On Monday, the New York Times reported that Clinton used a personal email account for government communications during her time as secretary of state between 2009 and 2013 and, in doing so, "may have violated federal requirements that officials' correspondence be retained as part of the agency's record."
The reporting surrounding this story suggests that Clinton made a deliberate calculation in 2009 that the criticism she would ultimately face for using a personal account would be more favorable than the alternative — namely, having the entirety of her email correspondence entered into the record and subject to scrutiny by Congress and the press.
The case against Clinton: As the New York Times reported, Clinton never had an official State Department email address in the first place. She wasn't mixing personal and professional emails — she didn't have a professional account at all.
"It is very difficult to conceive of a scenario — short of nuclear winter — where an agency would be justified in allowing its cabinet-level head officer to solely use a private email communications channel for the conduct of government business," lawyer Jason R. Baron told the New York Times.
The Washington Post pointed out that the domain name Clinton used for her personal email — clintonemail.com — was registered on the same day as her Senate confirmation hearing in 2009, suggesting that she fully intended to bypass the State Department's email system for conducting official business from the get-go.
The most charitable interpretation proposes that Clinton used a personal email address solely as a matter of convenience, that bypassing the clunky federal IT infrastructure was a way to do her job more effectively. "At the time, State Department policy would not have allowed her to have multiple email addresses on her Blackberry," Business Insider reported, citing two anonymous former State Department officials.
But that explanation doesn't stand up very well to scrutiny. Even if Clinton simply did prefer to use a personal email address as a practical matter, this carried the added benefit of skirting transparency measures and automatic archiving systems.
In 2013, when hacked emails revealed the existence of Clinton's account, Gawker filed a Freedom of Information Act request with the State Department for "all correspondence, electronic or otherwise," between Clinton and Sidney Blumenthal, a longtime Clinton confidante. They were told that none existed, which was, as Gawker notes, "exactly why Clinton used a non-State Department email server to conduct her official business."
Gawker also reported on Tuesday that two other Clinton aides used personal accounts to conduct State Department business as well, undercutting Clinton's claim that her use was a personal preference.
Clinton's defenders have offered a tortured rationale to explain her behavior. "Both the letter and spirit of the rules permitted State Department officials to use non-government email, as long as appropriate records were preserved," Clinton spokesman Nick Merrill said in a statement. "When the department asked former secretaries last year for help ensuring their emails were in fact retained, we immediately said yes."

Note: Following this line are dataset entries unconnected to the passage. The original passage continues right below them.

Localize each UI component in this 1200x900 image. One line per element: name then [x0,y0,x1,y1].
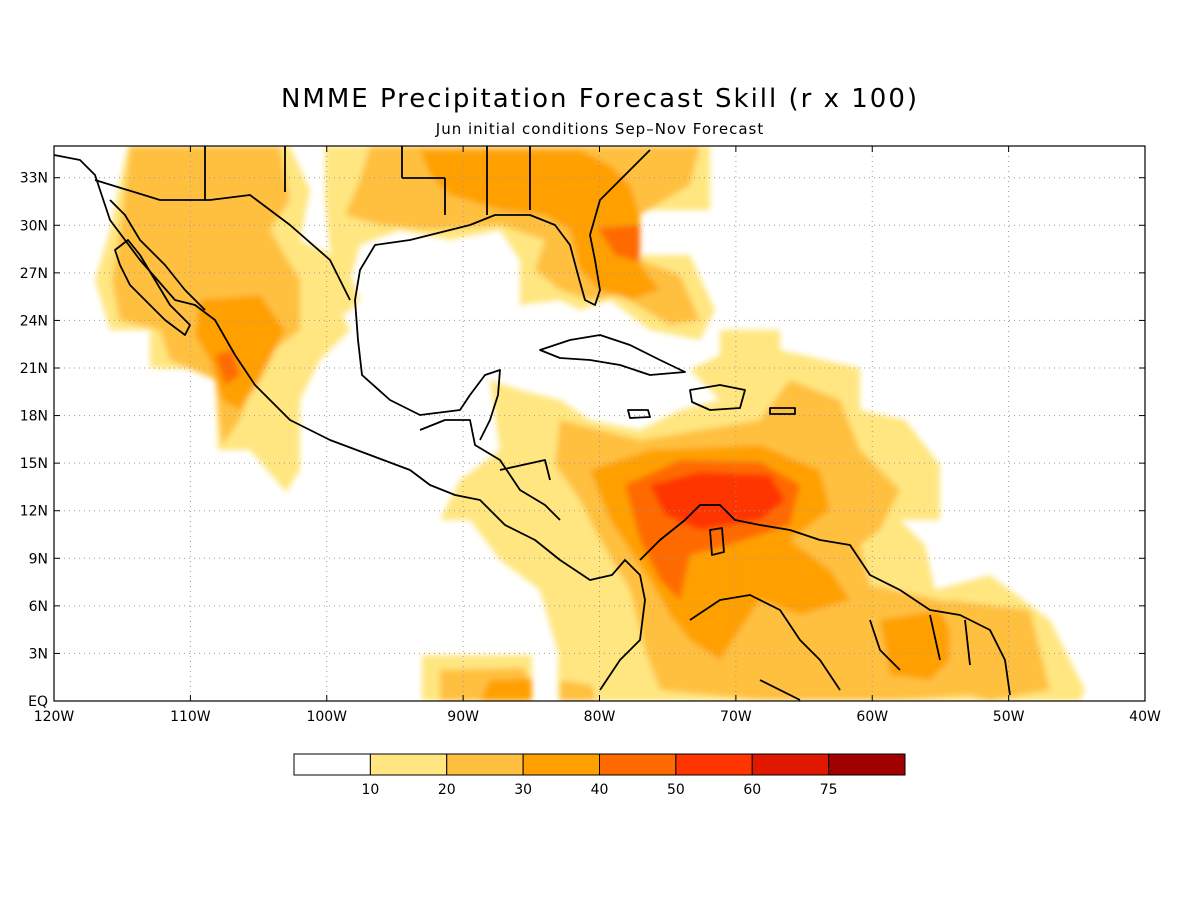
lat-tick-label: 27N [20,266,48,282]
colorbar-label: 40 [591,782,609,798]
lat-tick-label: EQ [28,694,48,710]
coastline-pacific [54,154,646,691]
lon-tick-label: 60W [856,709,888,725]
coastline-hispaniola [689,384,746,411]
skill-region-mexico-50 [215,350,240,385]
longitude-axis: 120W 110W 100W 90W 80W 70W 60W 50W 40W [34,146,1161,725]
lon-tick-label: 110W [170,709,211,725]
border-us-mexico [94,179,351,301]
lat-tick-label: 15N [20,456,48,472]
colorbar-label: 10 [361,782,379,798]
colorbar-label: 20 [438,782,456,798]
coastline-gulf-of-california [109,199,206,311]
colorbar-swatch [369,753,448,776]
colorbar-swatch [828,753,906,776]
skill-region-pacific-b-30 [560,680,596,701]
colorbar-label: 60 [743,782,761,798]
colorbar-swatch [751,753,830,776]
coastline-jamaica [627,409,651,419]
colorbar-swatch [446,753,524,776]
lon-tick-label: 50W [993,709,1025,725]
colorbar-label: 50 [667,782,685,798]
lon-tick-label: 40W [1129,709,1161,725]
coastlines [54,146,1011,701]
lon-tick-label: 80W [584,709,616,725]
map-subtitle: Jun initial conditions Sep–Nov Forecast [435,120,765,138]
skill-region-gulf-coast [300,240,360,315]
border-us-states [204,146,531,215]
border-south-america [689,594,971,701]
coastline-south-america [639,504,1011,696]
colorbar-label: 75 [820,782,838,798]
lat-tick-label: 21N [20,361,48,377]
lon-tick-label: 90W [447,709,479,725]
coastline-puerto-rico [769,407,796,415]
latitude-axis: EQ 3N 6N 9N 12N 15N 18N 21N 24N 27N 30N 33N [20,171,1145,710]
lat-tick-label: 3N [29,646,48,662]
lat-tick-label: 9N [29,551,48,567]
lat-tick-label: 18N [20,409,48,425]
border-central-america [419,419,561,521]
colorbar-swatch [675,753,753,776]
coastline-us-gulf [469,149,651,306]
lat-tick-label: 24N [20,313,48,329]
skill-region-pacific-a-40 [480,678,532,701]
skill-region-caribbean-60 [650,472,785,530]
lon-tick-label: 70W [720,709,752,725]
skill-region-guianas [880,610,960,680]
lon-tick-label: 100W [306,709,347,725]
coastline-lake-maracaibo [709,527,725,556]
colorbar-swatch [293,753,371,776]
map-gridlines [54,146,1145,701]
skill-shading [95,146,1085,701]
skill-region-us-50 [598,225,640,262]
lat-tick-label: 6N [29,599,48,615]
map-title: NMME Precipitation Forecast Skill (r x 1… [280,84,920,114]
lat-tick-label: 33N [20,171,48,187]
lat-tick-label: 30N [20,218,48,234]
colorbar: 10 20 30 40 50 60 75 [293,753,906,798]
colorbar-swatch [599,753,677,776]
lon-tick-label: 120W [34,709,75,725]
coastline-cuba [539,334,686,376]
colorbar-swatch [522,753,600,776]
coastline-gulf-of-mexico [354,224,501,441]
skill-region-us-40 [420,150,660,300]
lat-tick-label: 12N [20,504,48,520]
coastline-baja [114,239,191,336]
colorbar-label: 30 [514,782,532,798]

What this says about Clinton: Chris Cilizza writes in the Washington Post that the email revelation "reminds and reinforces for people many of the traits that they do not like in the Clintons while also suggesting a level of hubris that is very dangerous for someone who is the biggest non-incumbent frontrunner for a presidential nomination in modern political history."

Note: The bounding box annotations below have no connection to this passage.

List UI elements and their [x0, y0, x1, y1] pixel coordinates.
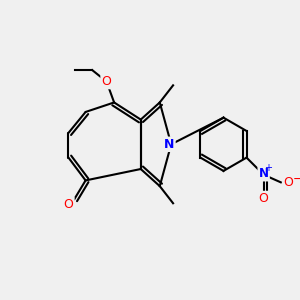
Text: N: N: [164, 138, 175, 151]
Text: O: O: [259, 192, 269, 205]
Text: O: O: [64, 198, 74, 211]
Text: +: +: [264, 163, 272, 173]
Text: −: −: [292, 173, 300, 186]
Text: O: O: [284, 176, 293, 189]
Text: N: N: [259, 167, 269, 180]
Text: O: O: [102, 75, 111, 88]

The deliberate nature by which Clinton actively avoided using an official State Department account only bolsters the types of criticism that have been leveled at her throughout her time in public life. Episodes like this fuel the perception that Clinton is overly secretive, paranoid to a fault and willing to bend or discard the rules to get her way.
Judging by her willingness to skirt the normal processes from the start of her tenure as secretary of state, Clinton doesn't seem too bothered by the criticism.